Stalking the Non-Conforming Microsoft Format
by Andy Oram01/01/2000
Just as social scientists take out an odd toolbox of sleuthing tactics to decipher the moves of Russian political leaders (and of the Soviet ones who preceded them) we all find times when we're trying to second-guess the behavior of a Microsoft product. My own foray into MS Kremlinology this week started when I converted a document from Word to HTML using the enticing "Save as HTML..." option (which seems to be on the File menu for PR purposes, because it behaves the same as choosing "Save as..." and then picking HTML as the format).
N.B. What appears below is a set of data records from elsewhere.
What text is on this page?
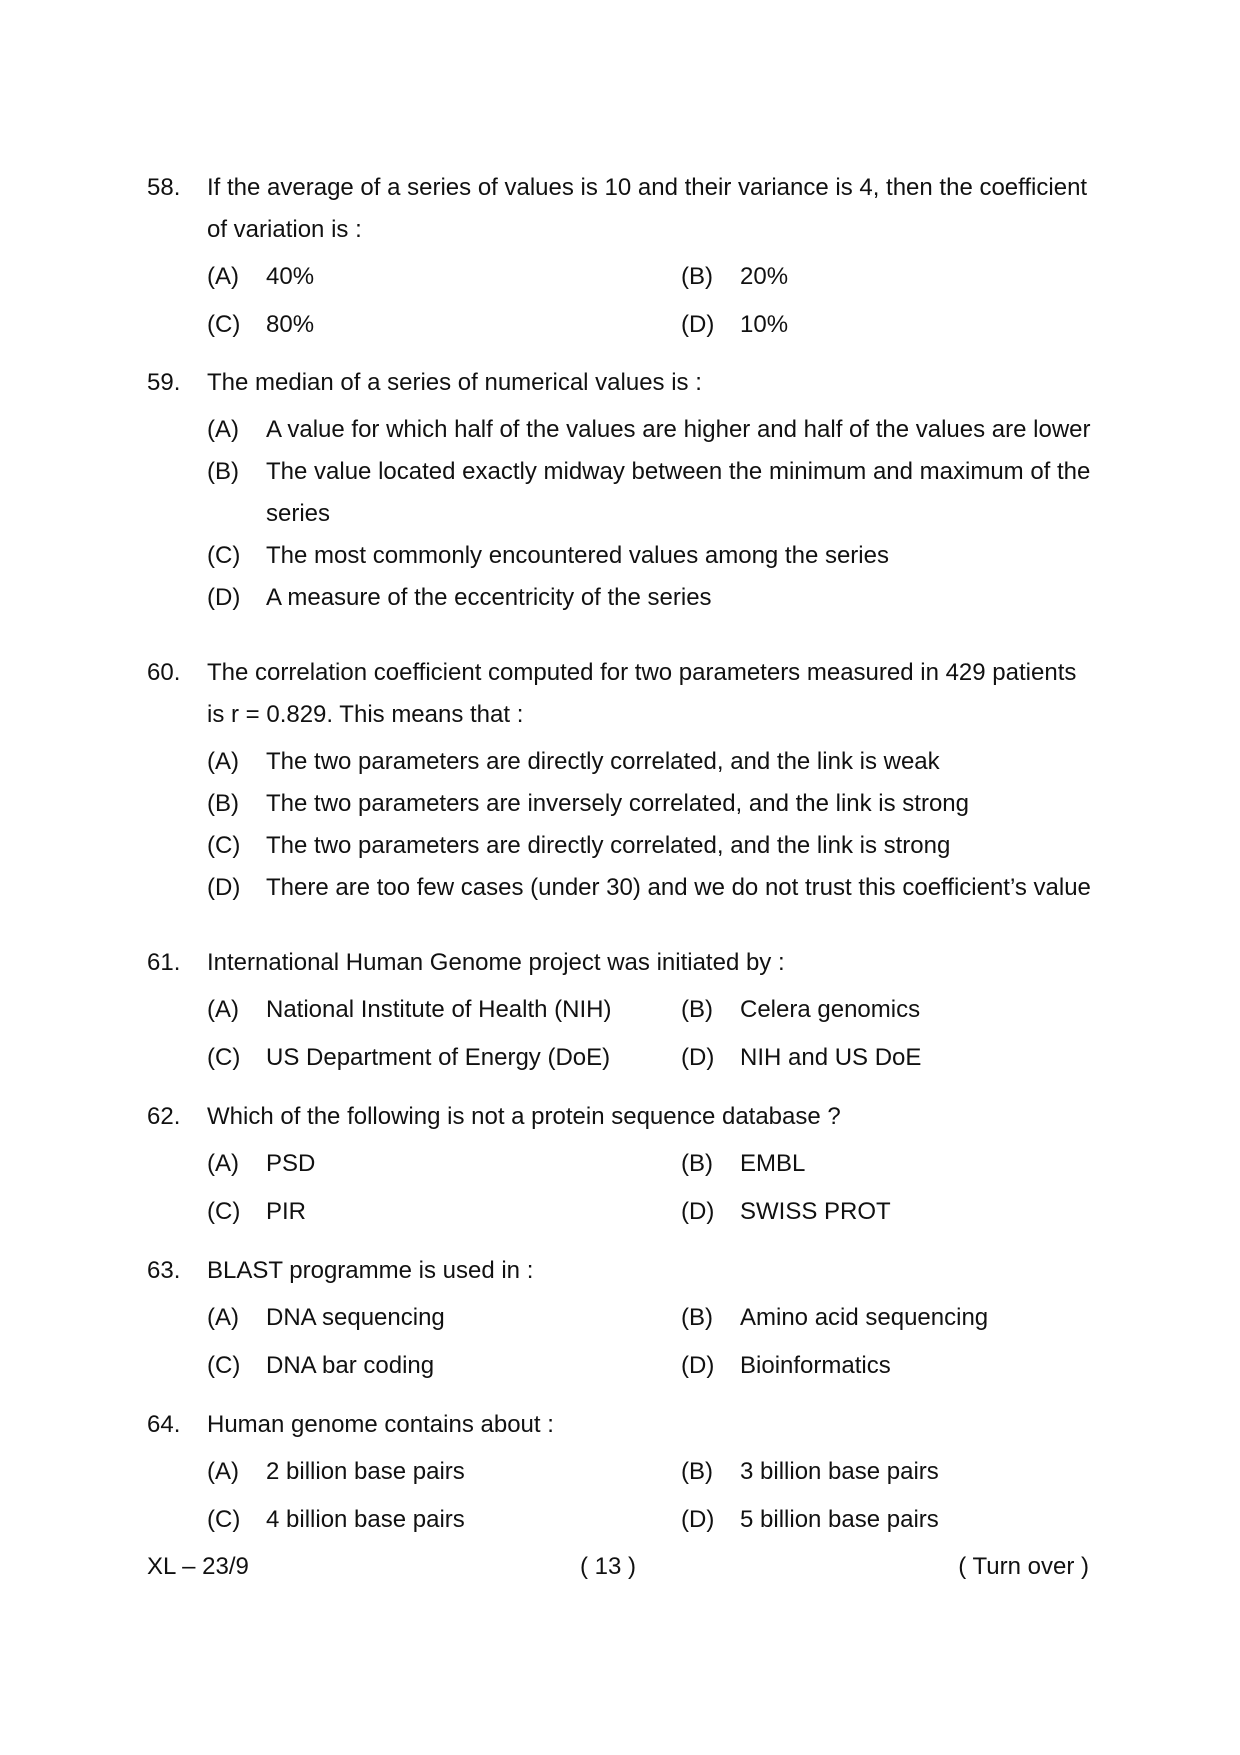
58.	If the average of a series of values is 10 and their variance is 4, then the coefficient of variation is :
(A)	40%	(B)	20%
(C)	80%	(D)	10%
59.	The median of a series of numerical values is :
(A)	A value for which half of the values are higher and half of the values are lower
(B)	The value located exactly midway between the minimum and maximum of the series
(C)	The most commonly encountered values among the series
(D)	A measure of the eccentricity of the series
60.	The correlation coefficient computed for two parameters measured in 429 patients is r = 0.829. This means that :
(A)	The two parameters are directly correlated, and the link is weak
(B)	The two parameters are inversely correlated, and the link is strong
(C)	The two parameters are directly correlated, and the link is strong
(D)	There are too few cases (under 30) and we do not trust this coefficient’s value
61.	International Human Genome project was initiated by :
(A)	National Institute of Health (NIH)	(B)	Celera genomics
(C)	US Department of Energy (DoE)	(D)	NIH and US DoE
62.	Which of the following is not a protein sequence database ?
(A)	PSD	(B)	EMBL
(C)	PIR	(D)	SWISS PROT
63.	BLAST programme is used in :
(A)	DNA sequencing	(B)	Amino acid sequencing
(C)	DNA bar coding	(D)	Bioinformatics
64.	Human genome contains about :
(A)	2 billion base pairs	(B)	3 billion base pairs
(C)	4 billion base pairs	(D)	5 billion base pairs
XL – 23/9	( 13 )	( Turn over )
Why do some things in Microsoft conversions go well, while others violate standards or produce utter bizarreness? Is each problem a design flaw or a deliberate attack of "embrace and extend"? One always has to guess. Interestingly, many of the problems I found seem to spring from poor design in Word.
The casual hacker's dismissal of Microsoft as a bunch of bumblers is quite unfair. The company routinely comes up with excellent initiatives; an example that received a lot of praise recently is Cleartype fonts for electronic text display (although they look to me like just a careful application of anti-aliasing). Although I was using Word on this particular project because the journal I wrote for demanded it, there are many times I like Word for its own strengths. And somebody at Microsoft is good at designing standards (SOAP, DOM, CIFS, etc.). But we might have a less rough transition to the Information Age if this person monitored the people writing their software.
Even though the Microsoft "Save as HTML..." output looks decent in a browser (Netscape Navigator as well as Microsoft IE--and even good old lynx), I would be ashamed to put it up on my site. In retrospect, I don't think fixing the Microsoft HTML output took any less time than converting the 19-page document to plain text and tagging everything myself.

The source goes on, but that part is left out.